L’objectif général de cette journée était d’échanger avec les professionnels de la santé qui sont en rapport direct avec les voies de transmission
L’objectif général de cette journée était d’échanger avec les professionnels de la santé qui sont en rapport direct avec les voies de transmission de ces pathologies et la prise en charge des hépatites virales en vue d’une lutte plus efficace contre ces fléaux.
L’hépatite virale représente un problème majeur de santé publique à l’échelle mondiale, 254 millions de personnes sont porteuses chroniques du virus de l’hépatite B(VHB) dont 65% dans la région d’Afrique et Asie du Pacifique occidental avec 1,1 million de décès. Près de 50 millions d’individus sont porteurs chroniques du virus de l’hépatite C (VHC) dont 1 million de nouvelles infections et 242.000 décès principalement de cirrhose et de cancer du foie, selon Global hepatisis report 2024.
La journée mondiale contre l’hépatite, le 28 juillet, a été célébrée cette année sous le thème mondial : «Hépatites : cassons les barrière». Au plan national, le thème retenu était intitulé : «Une génération sans hépatite : agissons dès la grossesse.» Une des problématiques reste la transmission mère-enfant de l’hépatite B, contribuant à l’augmentation de la charge de morbi-mortalité liée à la maladie. La prévention de cette transmission a pour objectif de garantir la disponibilité de services de qualité en matière de santé reproductive pour les jeunes femmes et les adolescentes et de réduire l’incidence de ces maladies à un niveau si faible qu’elles ne constituent plus une menace de santé publique. Pour ce faire, les organisations communautaires, les décideurs doivent s’investir davantage et agir maintenant pour faire de l’élimination des hépatites virales une réalité, grâce à une volonté politique renforcée et un financement conséquent.
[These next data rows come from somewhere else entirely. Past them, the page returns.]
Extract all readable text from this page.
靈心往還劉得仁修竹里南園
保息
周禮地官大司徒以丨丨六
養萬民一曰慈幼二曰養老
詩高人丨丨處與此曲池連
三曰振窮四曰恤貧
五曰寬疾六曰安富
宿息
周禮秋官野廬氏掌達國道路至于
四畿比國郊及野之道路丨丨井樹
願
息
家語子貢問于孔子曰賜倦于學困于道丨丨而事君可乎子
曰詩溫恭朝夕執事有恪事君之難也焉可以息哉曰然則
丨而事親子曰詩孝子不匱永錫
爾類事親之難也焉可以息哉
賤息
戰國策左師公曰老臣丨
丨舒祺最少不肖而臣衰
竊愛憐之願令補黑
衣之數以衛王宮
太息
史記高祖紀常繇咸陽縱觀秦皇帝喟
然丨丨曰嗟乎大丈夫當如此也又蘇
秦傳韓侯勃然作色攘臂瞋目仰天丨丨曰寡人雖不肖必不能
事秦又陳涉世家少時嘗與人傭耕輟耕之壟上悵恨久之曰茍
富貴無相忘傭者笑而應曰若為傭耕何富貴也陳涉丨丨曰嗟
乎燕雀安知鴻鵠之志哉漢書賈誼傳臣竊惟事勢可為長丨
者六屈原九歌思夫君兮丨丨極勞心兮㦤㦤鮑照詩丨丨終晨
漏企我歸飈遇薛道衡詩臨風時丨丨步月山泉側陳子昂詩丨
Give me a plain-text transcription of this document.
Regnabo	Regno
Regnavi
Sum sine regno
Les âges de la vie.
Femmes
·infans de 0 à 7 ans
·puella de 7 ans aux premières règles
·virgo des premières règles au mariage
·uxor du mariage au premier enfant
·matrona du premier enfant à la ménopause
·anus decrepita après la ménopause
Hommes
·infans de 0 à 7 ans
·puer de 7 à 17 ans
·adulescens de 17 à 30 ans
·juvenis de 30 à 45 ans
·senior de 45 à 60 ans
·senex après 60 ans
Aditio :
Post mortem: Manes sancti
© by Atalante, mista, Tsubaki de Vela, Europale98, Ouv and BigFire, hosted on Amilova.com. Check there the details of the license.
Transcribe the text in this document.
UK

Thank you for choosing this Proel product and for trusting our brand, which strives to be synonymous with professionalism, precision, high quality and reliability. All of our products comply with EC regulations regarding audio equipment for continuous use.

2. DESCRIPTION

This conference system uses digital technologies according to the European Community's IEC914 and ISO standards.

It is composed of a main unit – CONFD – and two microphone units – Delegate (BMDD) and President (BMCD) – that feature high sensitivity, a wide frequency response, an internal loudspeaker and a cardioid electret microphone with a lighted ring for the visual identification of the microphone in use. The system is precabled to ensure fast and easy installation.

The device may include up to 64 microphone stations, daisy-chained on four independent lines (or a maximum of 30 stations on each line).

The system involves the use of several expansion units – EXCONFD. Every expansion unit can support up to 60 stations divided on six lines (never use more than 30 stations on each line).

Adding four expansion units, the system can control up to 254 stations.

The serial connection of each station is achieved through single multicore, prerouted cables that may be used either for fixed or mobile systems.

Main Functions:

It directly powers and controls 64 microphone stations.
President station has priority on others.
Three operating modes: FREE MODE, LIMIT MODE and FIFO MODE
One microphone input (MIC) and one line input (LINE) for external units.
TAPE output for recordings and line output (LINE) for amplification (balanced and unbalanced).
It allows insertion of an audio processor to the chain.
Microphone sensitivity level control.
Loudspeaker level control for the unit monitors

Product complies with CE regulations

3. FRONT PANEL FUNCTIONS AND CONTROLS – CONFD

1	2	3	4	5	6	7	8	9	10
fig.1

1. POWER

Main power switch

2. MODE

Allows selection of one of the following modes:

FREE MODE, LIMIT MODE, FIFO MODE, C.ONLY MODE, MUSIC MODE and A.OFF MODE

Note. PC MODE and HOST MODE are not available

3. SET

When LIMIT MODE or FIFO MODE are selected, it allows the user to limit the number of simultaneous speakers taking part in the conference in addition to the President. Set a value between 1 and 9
Dr Sanogo Saran Déborah du CHU Gabriel Touré a rappelé qu’il est important de prévenir la transmission de la mère à l’enfant des hépatites virales et de s’assurer que toutes les femmes enceintes soient testées, informées de leur statut et bénéficient des conseils, des soins et de traitements. Plus spécifiquement, il s’agit de dépister systématiquement toutes les femmes enceintes, prendre en charge toutes les femmes enceintes positives et leurs nouveau-nés, mais aussi assurer un accompagnement psychosocial de ces femmes.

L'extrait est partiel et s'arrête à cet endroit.